Солдат перестал играть: рука устала, и в наступившей тишине танцоров вдруг охватило смущение, ветхие дома и сточные канавы показались им еще более жалкими, грязными и унылыми, чем прежде. Люк снял руку с талии девочки и отвесил ей сконфуженный поклон. «Вместо гребня у них кости трески», — призывно пропела она солдату, но тот утомился и дальше играть не хотел.
Чарльз взглянул на часы. Что ж, забава не лишена очарования, хотя, пожалуй, в отчете министерству он об этом не упомянет, но сейчас ему хотелось поужинать, а до этого счастливого завершения дня еще и полежать минимум час в ванне. «А может, — подумал он, не очень-то стыдясь, — и сжечь одежду».
— Спенсер, Марта, по-моему, мы видели достаточно. Мы выполнили свой долг. Но кто это — вон там, смотрите? Доктор Гаррет, по-моему, ему нужны вы. Это ваш друг? — Эмброуз указал направо, но Люк сперва не заметил никого, кроме расходившихся детей и солдата, пересчитывавшего медяки в фуражке. Но вдруг девочка с крыльями взвизгнула и выругалась: ее так грубо отпихнули, что она упала.
— Что происходит? — спросил Чарльз и запахнул поплотнее сюртук. Неужели карманники? Кэтрин его предупреждала, что нужно быть осторожнее! — Спенсер, как думаете, что там?
Ребячья стая расступилась, котенок вырвался из хозяйских рук, забрался на подоконник и разразился истошным мявом.
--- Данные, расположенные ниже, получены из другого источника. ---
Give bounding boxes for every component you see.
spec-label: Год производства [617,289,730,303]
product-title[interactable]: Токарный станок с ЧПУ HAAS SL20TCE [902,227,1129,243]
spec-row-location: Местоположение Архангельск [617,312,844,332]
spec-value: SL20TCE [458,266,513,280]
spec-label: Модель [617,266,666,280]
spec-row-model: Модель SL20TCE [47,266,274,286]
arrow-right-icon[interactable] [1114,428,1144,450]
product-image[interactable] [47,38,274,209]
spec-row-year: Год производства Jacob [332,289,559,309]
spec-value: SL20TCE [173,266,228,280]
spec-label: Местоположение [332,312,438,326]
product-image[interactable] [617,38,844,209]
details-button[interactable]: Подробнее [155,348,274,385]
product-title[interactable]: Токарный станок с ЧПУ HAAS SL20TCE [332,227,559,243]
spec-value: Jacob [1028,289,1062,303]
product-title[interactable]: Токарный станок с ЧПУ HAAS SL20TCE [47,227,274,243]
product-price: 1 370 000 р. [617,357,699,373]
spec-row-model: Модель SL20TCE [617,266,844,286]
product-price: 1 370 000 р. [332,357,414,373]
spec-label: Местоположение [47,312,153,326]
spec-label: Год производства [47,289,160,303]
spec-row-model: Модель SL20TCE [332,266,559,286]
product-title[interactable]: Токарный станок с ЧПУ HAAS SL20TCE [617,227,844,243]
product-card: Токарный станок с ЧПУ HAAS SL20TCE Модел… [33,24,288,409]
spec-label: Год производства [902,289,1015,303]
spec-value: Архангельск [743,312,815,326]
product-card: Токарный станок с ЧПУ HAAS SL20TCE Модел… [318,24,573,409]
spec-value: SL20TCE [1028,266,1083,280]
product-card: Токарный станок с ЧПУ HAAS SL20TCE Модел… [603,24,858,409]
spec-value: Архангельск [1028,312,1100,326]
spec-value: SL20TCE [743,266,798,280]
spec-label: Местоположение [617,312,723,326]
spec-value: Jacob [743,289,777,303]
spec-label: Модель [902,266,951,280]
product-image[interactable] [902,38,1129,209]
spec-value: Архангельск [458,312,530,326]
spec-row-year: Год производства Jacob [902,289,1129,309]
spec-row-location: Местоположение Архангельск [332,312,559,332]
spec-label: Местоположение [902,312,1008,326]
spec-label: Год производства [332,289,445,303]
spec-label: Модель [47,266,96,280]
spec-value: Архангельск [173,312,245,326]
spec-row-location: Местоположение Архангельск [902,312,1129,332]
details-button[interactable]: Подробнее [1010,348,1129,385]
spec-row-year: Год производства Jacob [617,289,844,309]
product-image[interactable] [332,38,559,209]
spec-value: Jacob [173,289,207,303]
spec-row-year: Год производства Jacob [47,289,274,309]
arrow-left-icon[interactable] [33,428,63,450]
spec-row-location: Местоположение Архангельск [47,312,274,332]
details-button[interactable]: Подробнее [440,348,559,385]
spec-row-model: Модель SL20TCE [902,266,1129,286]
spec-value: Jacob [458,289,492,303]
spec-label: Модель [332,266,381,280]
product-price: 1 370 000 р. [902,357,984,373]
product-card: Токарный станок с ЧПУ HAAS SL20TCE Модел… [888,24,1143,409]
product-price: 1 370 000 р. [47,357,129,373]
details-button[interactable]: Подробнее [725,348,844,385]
Тут Чарльз увидел, что на них, набычась и засунув одну руку в карман, надвигается какой-то коротышка в коричневом пальто. Марта решила, что у человека стряслась беда, она шагнула к незнакомцу, протянув руки:
— В чем дело? Что случилось? Чем вам помочь?
Сэмюэл Холл в ответ лишь припустил бегом, и все поняли, что ему нужен Люк, поскольку он подбежал к хирургу, который бросил на него удивленный взгляд и весело хлопнул по плечу:
— Кто вы? Мы с вами где-то встречались?
Холл что-то забормотал себе под нос, то наполовину вытаскивая руку из кармана, то запихивая поглубже, словно никак не мог решить, что делать. Изо рта у него несло пивным перегаром.
— Нечего было вмешиваться не в свое дело, это несправедливо, теперь и с вами будет то же, что с ним, сейчас я вам покажу!
Люк, как ни силился, не мог оттолкнуть Холла, который прижал его к кирпичной стене, и огляделся по сторонам: не придет ли кто на помощь? Спенсер бросился другу на подмогу, схватил обидчика за плечо и оттащил от Люка. Холл зашелся в пьяных рыданиях, то и дело сбивавшихся на смех, поднял глаза и произнес:
— Ну что ты будешь делать! Опять вырвали у меня из рук!
— Бедняга спятил, — покачал головой Чарльз, глядя на сидевшего в сточной канаве незнакомца. Но тут Холл достал из кармана нож. — Осторожно! — воскликнул Чарльз, чувствуя, как волосы на затылке встали дыбом. — Осторожно, у него нож! Спенсер!
Спенсер стоял к Холлу спиной и от волнения после стычки ничего не соображал. Он обвел недоуменным взглядом Чарльза, потом Люка и спросил:
— Вы не ранены?
— Цел, — ответил Люк, — только никак не могу отдышаться.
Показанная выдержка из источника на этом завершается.